Beijing has become the primary destination for fresh fruit imports in northern China, with increased direct shipments in the past five years, according to a recent report by the United States Department of Agriculture (USDA).
The report, ‘Fresh Fruit Market in North China’, has cited increased consumer demand in northern China, high inland transportation costs and rising costs in shipping via Hong Kong’s grey channel for Beijing’s growth as an import hub.
On top of increased direct shipments to high-end retailers in China’s north, the report also highlights China’s growth in e-commerce.

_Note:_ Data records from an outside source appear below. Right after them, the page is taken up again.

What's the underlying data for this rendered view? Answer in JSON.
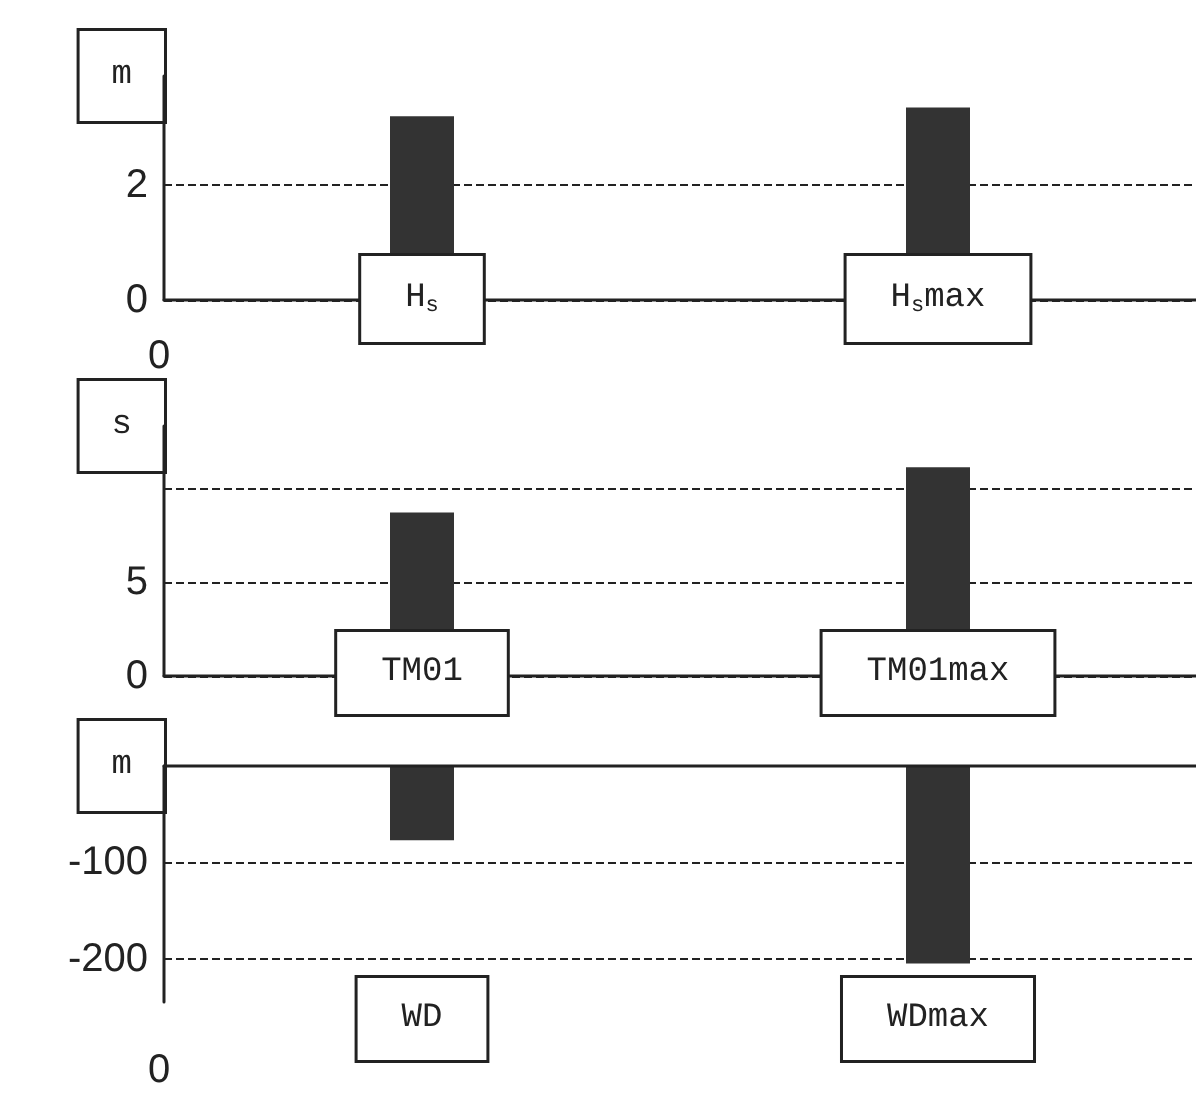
{
  "chart_data": [
    {
      "type": "bar",
      "ylabel": "m",
      "categories": [
        "H$_{s}$",
        "H$_{s}$max"
      ],
      "color": "#333333",
      "values": [
        3.2,
        3.35
      ],
      "ylim": [
        0,
        3.9
      ],
      "yticks": [
        0,
        2
      ],
      "grid": "y",
      "annotations": [
        "0"
      ]
    },
    {
      "type": "bar",
      "ylabel": "s",
      "categories": [
        "TM01",
        "TM01max"
      ],
      "color": "#333333",
      "values": [
        8.7,
        11.1
      ],
      "ylim": [
        0,
        13.3
      ],
      "yticks": [
        0,
        5,
        {
          "value": 10,
          "label": null
        }
      ],
      "grid": "y"
    },
    {
      "type": "bar",
      "ylabel": "m",
      "categories": [
        "WD",
        "WDmax"
      ],
      "color": "#333333",
      "values": [
        -77,
        -205
      ],
      "ylim": [
        -245,
        0
      ],
      "yticks": [
        -200,
        -100
      ],
      "grid": "y",
      "annotations": [
        "0"
      ]
    }
  ]
}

“Given the limitations of fresh product logistics, consumers in North China’s second and third tier cities still have limited access to ordering fresh products online,” stated the report. “However, the potential market is large and based on industry data, online fresh product sales revenues increased nearly 41 per cent in 2013, reaching more than US$930m.”
“Industry forecasts predict that over the next five years, e-commerce growth rates will increase by more than 100 per cent and market size is likely to reach more than US$16bn and account for greater than 15 per cent of the total fresh product market.”
In 2013, the US shipped US$253m in fresh fruit to northern China, accounting for 10 per cent of total US fresh fruit exports to the People’s Republic in terms of value, according to the USDA. Washington State alone saw a 100 per cent increase in cherry shipments to Beijing in 2014 compared to the previous year.